The judges do not represent their governments but are independent magistrates whose role is to take an objective stand on international matters. In the recent case involving a dispute between France and New Zealand over French nuclear testing, Judge Shigeru Oda of Japan recognised the impact of nuclear weapons on his own country while still ruling that the legality of the French nuclear tests was not within his jurisdiction.
To qualify for a post on the court, judges must possess qualifications for the highest judicial office in their own countries, or be jurists of recognised competence in international law.

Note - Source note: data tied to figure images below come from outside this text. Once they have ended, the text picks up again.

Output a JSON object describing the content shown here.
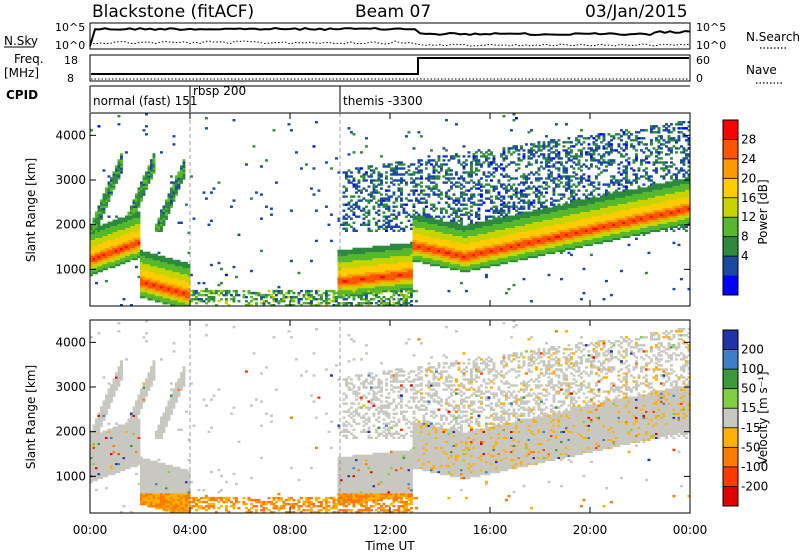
{
  "header": {
    "station": "Blackstone (fitACF)",
    "beam": "Beam 07",
    "date": "03/Jan/2015"
  },
  "strip_labels": {
    "nsky": "N.Sky",
    "nsky_ticks": [
      "10^5",
      "10^0"
    ],
    "nsearch": "N.Search",
    "freq_label_top": "Freq.",
    "freq_label_unit": "[MHz]",
    "freq_ticks": [
      "18",
      "8"
    ],
    "nave": "Nave",
    "nave_ticks": [
      "60",
      "0"
    ],
    "cpid": "CPID"
  },
  "cpid_segments": [
    {
      "label": "normal (fast) 151",
      "start_hour": 0.0
    },
    {
      "label": "rbsp 200",
      "start_hour": 4.0
    },
    {
      "label": "themis -3300",
      "start_hour": 10.0
    }
  ],
  "power_colorbar": {
    "label": "Power [dB]",
    "ticks": [
      "28",
      "24",
      "20",
      "16",
      "12",
      "8",
      "4"
    ],
    "colors": [
      "#ff0000",
      "#ff5500",
      "#ff9900",
      "#ffcc00",
      "#c8d400",
      "#55b82d",
      "#2d8a3c",
      "#1a4aa0",
      "#0000ff"
    ]
  },
  "velocity_colorbar": {
    "label": "Velocity [m s⁻¹]",
    "ticks": [
      "200",
      "100",
      "50",
      "15",
      "-15",
      "-50",
      "-100",
      "-200"
    ],
    "colors": [
      "#2233aa",
      "#3c7fc8",
      "#3a9a3a",
      "#7fd040",
      "#c8c8c0",
      "#ffb000",
      "#ff7a00",
      "#ff3a00",
      "#e00000"
    ]
  },
  "chart_data": [
    {
      "type": "heatmap",
      "quantity": "Power",
      "ylabel": "Slant Range [km]",
      "xlabel": "Time UT",
      "x_ticks": [
        "00:00",
        "04:00",
        "08:00",
        "12:00",
        "16:00",
        "20:00",
        "00:00"
      ],
      "x_range_hours": [
        0,
        24
      ],
      "y_range_km": [
        180,
        4500
      ],
      "y_ticks": [
        1000,
        2000,
        3000,
        4000
      ],
      "colorbar_range_dB": [
        0,
        30
      ],
      "features": [
        {
          "description": "strong echo band",
          "t_start": 0,
          "t_end": 2.0,
          "range_km": [
            1100,
            1700
          ],
          "value_dB": 28
        },
        {
          "description": "near-range echoes",
          "t_start": 1.8,
          "t_end": 4.0,
          "range_km": [
            300,
            700
          ],
          "value_dB": 26
        },
        {
          "description": "moderate echoes",
          "t_start": 9.8,
          "t_end": 12.5,
          "range_km": [
            500,
            1000
          ],
          "value_dB": 24
        },
        {
          "description": "strong echo band",
          "t_start": 13.0,
          "t_end": 24.0,
          "range_km": [
            1200,
            1800
          ],
          "value_dB": 24
        }
      ]
    },
    {
      "type": "heatmap",
      "quantity": "Velocity",
      "ylabel": "Slant Range [km]",
      "xlabel": "Time UT",
      "x_ticks": [
        "00:00",
        "04:00",
        "08:00",
        "12:00",
        "16:00",
        "20:00",
        "00:00"
      ],
      "x_range_hours": [
        0,
        24
      ],
      "y_range_km": [
        180,
        4500
      ],
      "y_ticks": [
        1000,
        2000,
        3000,
        4000
      ],
      "colorbar_range_ms": [
        -250,
        250
      ]
    }
  ]
}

The present composition of the court is as follows:
President Mohammed Bedjaoui (Algeria), vice-president Stephen M Schwebel (US), Judges Shigeru Oda (Japan), Gilbert Guillaume (France), Mohamed Shahabuddeen (Guyana), Christopher G Weeramantry (Sri Lanka), Raymond Ranjeva (Madagascar), Geza Herczegh (Hungary), Shi Jiuyong (China), Carl-August Fleischhauer (Germany), Abdul G Koroma (Sierra Leone), Andras Parra Arangren (Venezuela), Vladlen S Vereshchtein (Russian Federation), Luigi Ferrari Bravo (Italy), Rosalyn Higgins (UK).
Dame Rosalyn Higgins, started her career as a staff lawyer at the Royal Institute of International Affairs before becoming a bencher of the Inner Temple.
Since 1980, she has been a professor of international law at the London School of Economics.